The Amazon Elastic Compute Cloud (Amazon EC2) allows people to rent virtual servers by the hour, charging $.10 per hour and $.20 per gigabyte transferred.
As Amazon says in their description of EC2:
Amazon EC2 enables you to increase or decrease capacity within minutes, not hours or days. You can commission one, hundreds or even thousands of server instances simultaneously.In order for this to work out for Amazon, I would think Amazon also needs to avoid coordinated "periodic traffic spikes" in usage of EC2. Otherwise, they also will need to "over-buy safety net capacity" and will see low utilization rates on their cluster.
Amazon EC2 passes on to you the financial benefits of Amazon's scale. You pay a very low rate for the compute capacity you actually consume.
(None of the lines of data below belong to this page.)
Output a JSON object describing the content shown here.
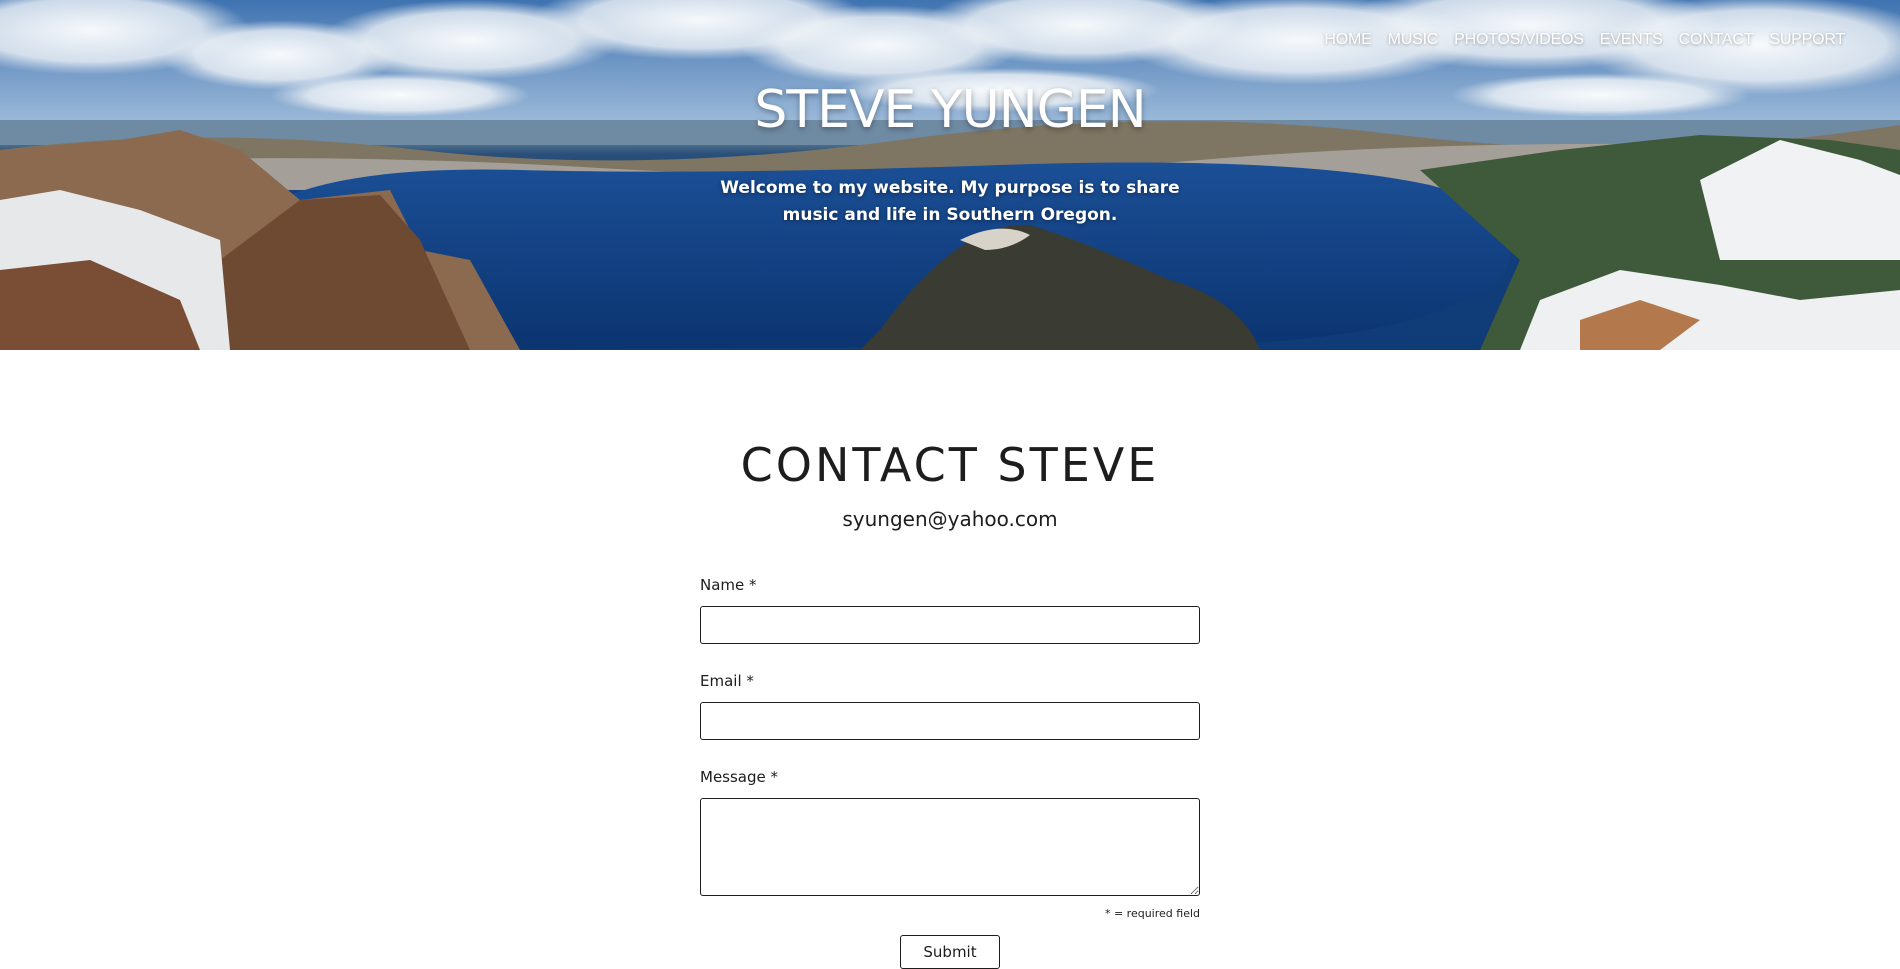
{
  "nav": {
    "items": [
      {
        "label": "HOME"
      },
      {
        "label": "MUSIC"
      },
      {
        "label": "PHOTOS/VIDEOS"
      },
      {
        "label": "EVENTS"
      },
      {
        "label": "CONTACT"
      },
      {
        "label": "SUPPORT"
      }
    ]
  },
  "hero": {
    "title": "STEVE YUNGEN",
    "tagline": "Welcome to my website. My purpose is to share music and life in Southern Oregon."
  },
  "contact": {
    "heading": "CONTACT STEVE",
    "email": "syungen@yahoo.com",
    "form": {
      "name_label": "Name *",
      "name_value": "",
      "email_label": "Email *",
      "email_value": "",
      "message_label": "Message *",
      "message_value": "",
      "required_note": "* = required field",
      "submit_label": "Submit"
    }
  },
  "colors": {
    "text": "#1d1d1d",
    "background": "#ffffff",
    "hero_lake": "#0f3b77"
  }
}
This frees you from many of the complexities of capacity planning, transforms what are commonly large fixed costs into much smaller variable costs, and removes the need to over-buy "safety net" capacity to handle periodic traffic spikes.
With the current pricing structure, there is no incentive to avoid peak load times. In fact, if I were using Amazon EC2 for a batch job, I probably would request my servers during US work hours, the same time EC2 is under heavy load from webservers or other real-time tasks. There is no reason to do otherwise.
I think EC2 should offer a lower rate for low priority requests for servers. Servers at this rate could be pulled from the client at any time for higher priority jobs.
Pricing could be very low because idle servers are worthless to Amazon. If the price point is near the marginal cost of the server time, this service would be attractive to many.
The benefits for Amazon are also apparent. There would be less need to over-buy capacity since capacity could be regained from low priority requests. Utilization would increase, Amazon would get paid for what would otherwise be idle time, and the economics of EC2 would improve.
I have a lot of big data processing tasks -- both for Findory and for side interests -- that fit a batch profile. I am sure other potential EC2 users do as well.
Amazon itself has many batch jobs that fit this profile, including web server log processing, personalization builds, search indexing, and data mining. All of these could be done on borrowed EC2 servers rather than using more expensive dedicated hardware.
Going a step further, I suspect many of these low priority batch jobs could benefit from a different API to Amazon EC2.
Rather than request servers at a time and then manually configure them myself, what I really want is to be able to request a MapReduce job and kick off hundreds or thousands of servers at low priority. Processing on servers that go down or are pulled from us during the job should be restarted elsewhere. At the end, I should get the completed data file.
It should be something like: "Here's my data file, some MapReduce code, and $10. Let me know when you're done."
Powerset already is running a MapReduce clone on Amazon EC2. Powerset has shown both that this service is possible and that there is demand for this service.
It would be MapReduce for the masses. No longer would you have to be at Google to do easy data processing on a massive cluster. You could borrow Amazon's EC2 cluster any time you want.
Update: Nearly three years later, Amazon launches differential pricing for EC2.